-
GitHub is a version control system platform that projects are tracked and saved on. It acts a resource for professionals and students. README files provide summaries of those projects and are typically the first thing people see when visiting a repository. Predicting the programming language based on README files can allow for more efficient research capabilities and greater utility by users using specific languages.
-
Libraries Used in a JupyterLab Notebook:
Pandas, Numpy, Selenium, Re, NLTK, Scipy, Requests, BeautifulSoup, Seaborn, Matplotlib, SKLearn, typing, itertools
- Predict programming languages based on words used in README.md files on GitHub.
- Many coding languages have overlap in use but each language may have a function that it's more often used for or better for than others which would mean words in README's will vary.
- Acquire data from repository list in Github
- Create function using Selenium to pull the readmes from each repo
- Create dataframe of repo names, content, and language
- Prepare data
- Identify and handle Nulls, duplicate data, and outliers
- Change column names to make them readable
- Explore data in search of predictors of programming language
- Split into Train, Validate, Test
- Start Visualizing Data
- Select most relevant and interesting visualizations for final report
- Find out which features have the strongest relationship with the target variable
- Develop a model to predict language
- Choose Evaluation Metric
- Evaluate model with Train and Validate
- Select best model
- Evaluate best model with Test
- Draw conclusions
-
Acquire data from GitHub
- Data acquired from GitHub using Selenium
- Use env.py credentials
- Each column is a feature of the repository
- Each row is a repository
-
Prepare data
- 740 rows × 1 column before cleaning
- 740 rows × 4 columns after cleaning and acquiring READMEs
- No duplicates
- No nulls
- Changed languages that are not 'Python', 'JavaScript', 'HTML', 'Shell', 'Java', or 'Go' to 'other'
- other = 599
- Cleaned all text using
- prepare.py functions
- Additional Stopwords used to account for all word fractions leftover from the cleaning process to get as close as possible to all true words
- No outliers removed
-
What are the most common words in READMEs?
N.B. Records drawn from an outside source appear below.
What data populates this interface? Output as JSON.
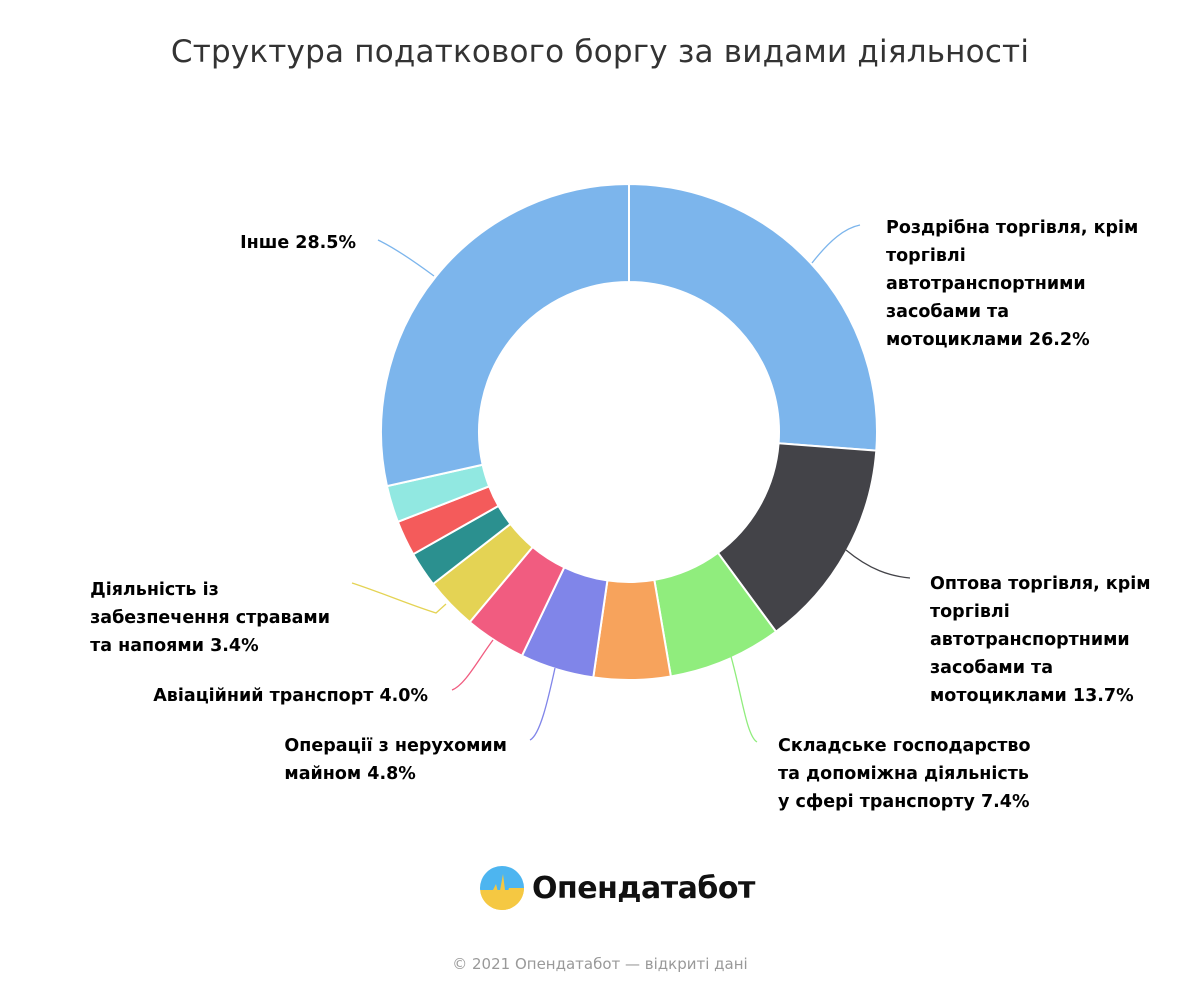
{
  "chart_data": {
    "type": "pie",
    "donut": true,
    "title": "Структура податкового боргу за видами діяльності",
    "slices": [
      {
        "label": "Роздрібна торгівля, крім\nторгівлі\nавтотранспортними\nзасобами та\nмотоциклами 26.2%",
        "value": 26.2,
        "color": "#7cb5ec"
      },
      {
        "label": "Оптова торгівля, крім\nторгівлі\nавтотранспортними\nзасобами та\nмотоциклами 13.7%",
        "value": 13.7,
        "color": "#434348"
      },
      {
        "label": "Складське господарство\nта допоміжна діяльність\nу сфері транспорту 7.4%",
        "value": 7.4,
        "color": "#90ed7d"
      },
      {
        "label": "",
        "value": 5.0,
        "color": "#f7a35c"
      },
      {
        "label": "Операції з нерухомим\nмайном 4.8%",
        "value": 4.8,
        "color": "#8085e9"
      },
      {
        "label": "Авіаційний транспорт 4.0%",
        "value": 4.0,
        "color": "#f15c80"
      },
      {
        "label": "Діяльність із\nзабезпечення стравами\nта напоями 3.4%",
        "value": 3.4,
        "color": "#e4d354"
      },
      {
        "label": "",
        "value": 2.3,
        "color": "#2b908f"
      },
      {
        "label": "",
        "value": 2.3,
        "color": "#f45b5b"
      },
      {
        "label": "",
        "value": 2.4,
        "color": "#91e8e1"
      },
      {
        "label": "Інше 28.5%",
        "value": 28.5,
        "color": "#7cb5ec"
      }
    ]
  },
  "logo": {
    "text": "Опендатабот"
  },
  "footer": "© 2021 Опендатабот — відкриті дані"
}
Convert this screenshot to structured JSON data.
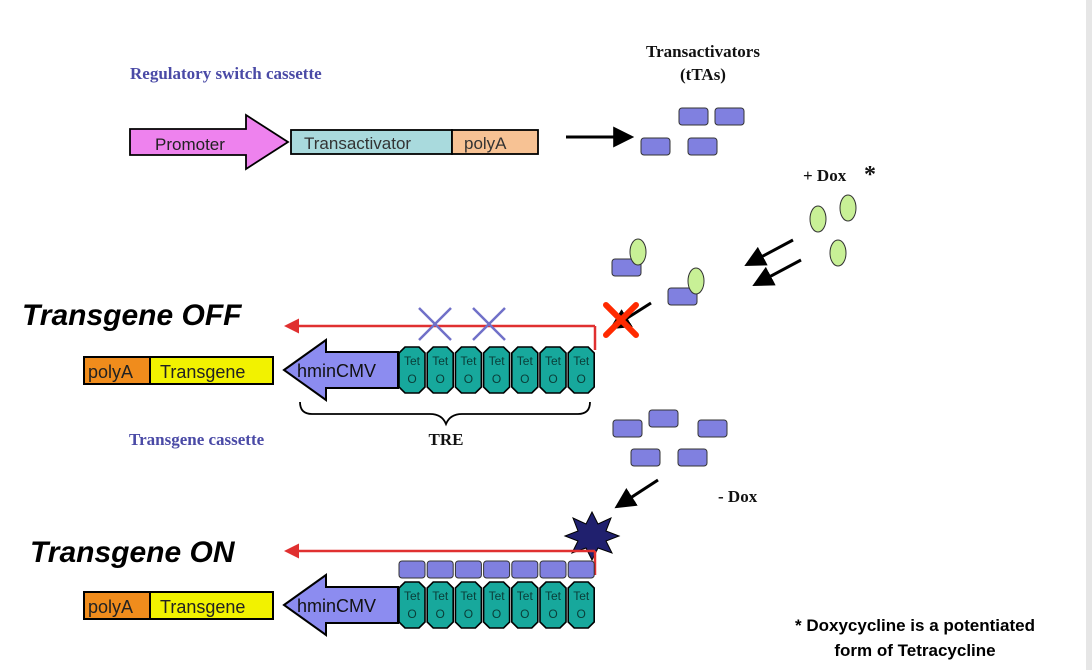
{
  "labels": {
    "regulatory_cassette": "Regulatory switch cassette",
    "transactivators_line1": "Transactivators",
    "transactivators_line2": "(tTAs)",
    "plus_dox": "+ Dox",
    "asterisk": "*",
    "minus_dox": "- Dox",
    "transgene_off": "Transgene OFF",
    "transgene_on": "Transgene ON",
    "transgene_cassette": "Transgene cassette",
    "tre": "TRE",
    "footnote_line1": "* Doxycycline is a potentiated",
    "footnote_line2": "form of Tetracycline"
  },
  "cassette": {
    "promoter": "Promoter",
    "transactivator": "Transactivator",
    "polya": "polyA"
  },
  "transgene_block": {
    "polya": "polyA",
    "transgene": "Transgene",
    "hmincmv": "hminCMV"
  },
  "tet_operator": {
    "top": "Tet",
    "bottom": "O",
    "count": 7
  },
  "colors": {
    "promoter": "#ee82ee",
    "transactivator": "#a9dadd",
    "cassette_polya": "#f7c294",
    "transgene_polya": "#f08c1c",
    "transgene": "#f2f200",
    "hmincmv": "#8c8cf0",
    "tet_operator": "#17a89c",
    "tta": "#8080e0",
    "dox": "#c8f096",
    "transcript_arrow": "#e03030",
    "x_mark": "#7070c8",
    "red_x": "#ff2a00",
    "starburst": "#20206e",
    "label_blue": "#4a4aa6"
  }
}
- http is the highest, with more time we would also remove that word during cleaning to be able to interpret the other words better as it is an outlier. img came in as the second highest word
- The rest of the top 20 words: code, awesome, source, star, data, web, tool, library, href, shield, open, go, svg, html, style, badge, python, image
- http is the highest, with more time we would also remove that word during cleaning to be able to interpret the other words better as it is an outlier. img came in as the second highest word
-
Does the length of the README vary by programming language?
- Go seemed to have a spike though, but not significant.
-
Do different programming languages use a different number of unique words?
- Python has the highest with 272
- Java has the least with 125.
-
Are there any words that uniquely identify a programming language?
- Python contains library and api
- Python contains image, python, data, and code
- JavaScript contains j, style, svg, and star
- HTML contains python and html
- Shell contains open and code
- Java contains style, svg, and shield
- Unsurprisingly, Go contains go
We decided to use accuracy as our evaluation metric and KNN for our test model since it was the best after training on. We were able to accomplish an prediction accuracy of 82% beating our baseline prediction of 81%.
- Model
- KNN with 9 neighbors
- Evaluation Metric: Accuracy
- Baseline 80.86
- Fit and score model with train
- Score model with validate
- KNN was our best model:
- Test Accuracy of 82.00
Feature | Definition |
---|---|
repo | The 'author name/repo name' of the repo |
language | The repo language used |
readme | The cleaned contents of unqiue READMEs |
- Clone this repo
- Create env.py file containing your unqiue: github_token and github_username to access
- Run notebook
The words used in readme's can be used with a great deal of proficiency in predicting the language of that project.
We would create a column identifying the project type of each repo. Create a feature on github where individuals have to identify the subject that their project is looking into. This may involve user experience and interface engineers.